Hmmm...

I feel that this is a little unfair towards GrandStream and other like vendors. Any vendor on the market has issues with their firmware, I can list many:

Sipura/LinkSys SPA 841 (Latest firmware):
1. Phone doesn't re-register upon network loss
2. Phone firware becomes stalled, without any indication of an error while all functions continue working
3. Transfer function doesn't work as it should
4. MWI doesn't always work correctly
5. I can really go on and on...

WellTech (Latest firmware):
1. Support for g729 is buggy
2. Echo cancel is buggy and causes ATA to crash
3. IP phones have no ability to re-configure the function keys on the box
4. Transfer/Conference buttons don't do anytning

I can go on and on with other vendors, including Cisco, Nortel and more. The thing I'm saying is that any phone you'd test would run into issues at some time or other - claiming to stay away from one or another causes you to not even consider alternatives, thus at the end, you reach the Microsoft way of
thinking.

Last week, I got a phone to test with called a MicroNet. Actually, I got 3 phones, all from Micronet. I started them up, found out that 2 of them were actually WellTech phones (well, the shape told me, I hoped the firmware will be different, but I found out wrong). The third phone was different. It's called a Micronet SP5106 which to my surprise, worked almost flawlessly out of the box. It took me a while to configure the network correctly, and to understand the logic of the menu, but after that, the rest was easy. Transfer, 3-Way conference, Forward, DND, VoiceMail button, everything worked. What didn't work was configurable from the web backend - in other words: I couldn't find a flaw (yet). The only flaw I did find was this: the phone has the ability to connect to 3 SIP accounts at the same time. Upon defining a new account, you need to physically RESET the phone, other than that, the phone works
just fine.

I'll be posting a full review on my blog at http://www.net-gurus.net

Regards,
 Nir S

Vahan Yerkanian wrote:
Stay away from Grandstream and AddPac. These are some of the companies with undereducated software developers that have problems with understanding written english, mainly the SIP RFC documents. I learned this the hard way, wasting half a year with helping them fix problems which shouldn't be there if they have had read/implemented the RFC correctly.

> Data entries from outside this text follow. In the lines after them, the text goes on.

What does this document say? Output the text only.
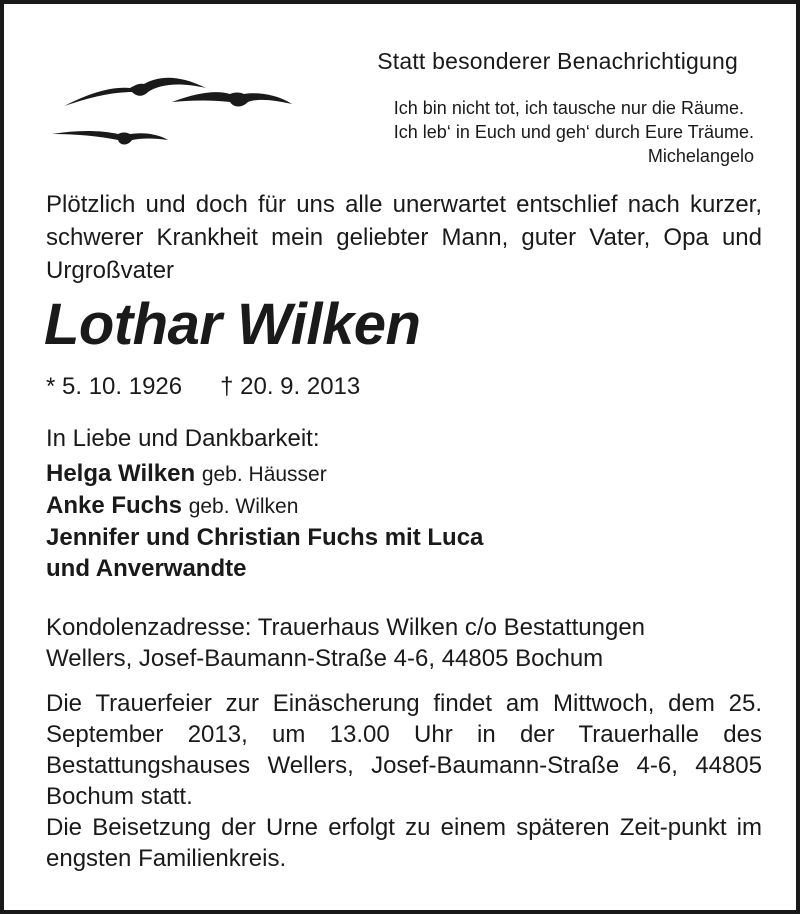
Statt besonderer Benachrichtigung
Ich bin nicht tot, ich tausche nur die Räume.
Ich leb‘ in Euch und geh‘ durch Eure Träume.
Michelangelo
Plötzlich und doch für uns alle unerwartet entschlief nach kurzer, schwerer Krankheit mein geliebter Mann, guter Vater, Opa und Urgroßvater
Lothar Wilken
* 5. 10. 1926 † 20. 9. 2013
In Liebe und Dankbarkeit:
Helga Wilken geb. Häusser
Anke Fuchs geb. Wilken
Jennifer und Christian Fuchs mit Luca
und Anverwandte
Kondolenzadresse: Trauerhaus Wilken c/o Bestattungen
Wellers, Josef-Baumann-Straße 4-6, 44805 Bochum

Die Trauerfeier zur Einäscherung findet am Mittwoch, dem 25. September 2013, um 13.00 Uhr in der Trauerhalle des Bestattungshauses Wellers, Josef-Baumann-Straße 4-6, 44805 Bochum statt.

Die Beisetzung der Urne erfolgt zu einem späteren Zeit-punkt im engsten Familienkreis.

Basically, they sell beta quality hardware and then you co-share their final firmware development costs by providing free testing/QA. I blame their sales management for pushing developers to release without proper testing.

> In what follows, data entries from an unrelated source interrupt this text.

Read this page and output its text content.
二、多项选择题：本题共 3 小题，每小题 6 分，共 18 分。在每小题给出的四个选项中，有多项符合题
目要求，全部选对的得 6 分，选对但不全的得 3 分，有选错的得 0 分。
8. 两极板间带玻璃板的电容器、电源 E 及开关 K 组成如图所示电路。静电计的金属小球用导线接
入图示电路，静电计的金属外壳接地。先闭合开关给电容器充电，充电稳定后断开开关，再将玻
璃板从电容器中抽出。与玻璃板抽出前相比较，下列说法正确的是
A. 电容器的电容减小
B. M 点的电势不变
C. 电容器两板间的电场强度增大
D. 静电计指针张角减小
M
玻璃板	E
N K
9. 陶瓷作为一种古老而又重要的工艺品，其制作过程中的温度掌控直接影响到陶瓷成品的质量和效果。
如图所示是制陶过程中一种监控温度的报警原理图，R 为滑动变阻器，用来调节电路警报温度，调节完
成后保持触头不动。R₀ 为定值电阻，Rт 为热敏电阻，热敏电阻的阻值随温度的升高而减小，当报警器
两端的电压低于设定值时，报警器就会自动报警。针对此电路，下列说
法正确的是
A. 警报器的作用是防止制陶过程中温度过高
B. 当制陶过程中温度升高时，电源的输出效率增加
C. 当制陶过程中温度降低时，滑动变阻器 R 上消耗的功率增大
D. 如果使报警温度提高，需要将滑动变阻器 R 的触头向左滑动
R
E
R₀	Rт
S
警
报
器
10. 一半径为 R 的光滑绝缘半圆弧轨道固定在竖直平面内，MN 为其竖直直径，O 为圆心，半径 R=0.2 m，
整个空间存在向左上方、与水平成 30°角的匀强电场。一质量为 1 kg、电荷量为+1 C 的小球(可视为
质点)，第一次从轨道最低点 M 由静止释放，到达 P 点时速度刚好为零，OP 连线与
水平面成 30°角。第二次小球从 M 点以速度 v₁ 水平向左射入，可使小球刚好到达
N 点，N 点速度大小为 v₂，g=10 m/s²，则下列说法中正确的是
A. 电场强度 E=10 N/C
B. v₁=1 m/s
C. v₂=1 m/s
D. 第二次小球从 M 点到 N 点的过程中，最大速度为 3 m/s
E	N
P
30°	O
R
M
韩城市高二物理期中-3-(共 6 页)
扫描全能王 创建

GXP2000 is much more buggy echo-can wise than the earlier models.

For now, I'm back to more expensive equipment. We're not that rich to pay twice.

HTH,
Vahan


Avi Miller wrote:
Brian Capouch wrote:

They don't perform as well as the expensive Ciscos and Polycoms, but many of us are using them in a variety of circumstances quite happily.


I have 4 of them in a small office (GXP2000) running 1.0.12 and they're just fine for our purposes. As Brian said, YMMV. For our 60-person office in Sydney, I'm probably going to use a mix of Polycom/Grandstream and softphones.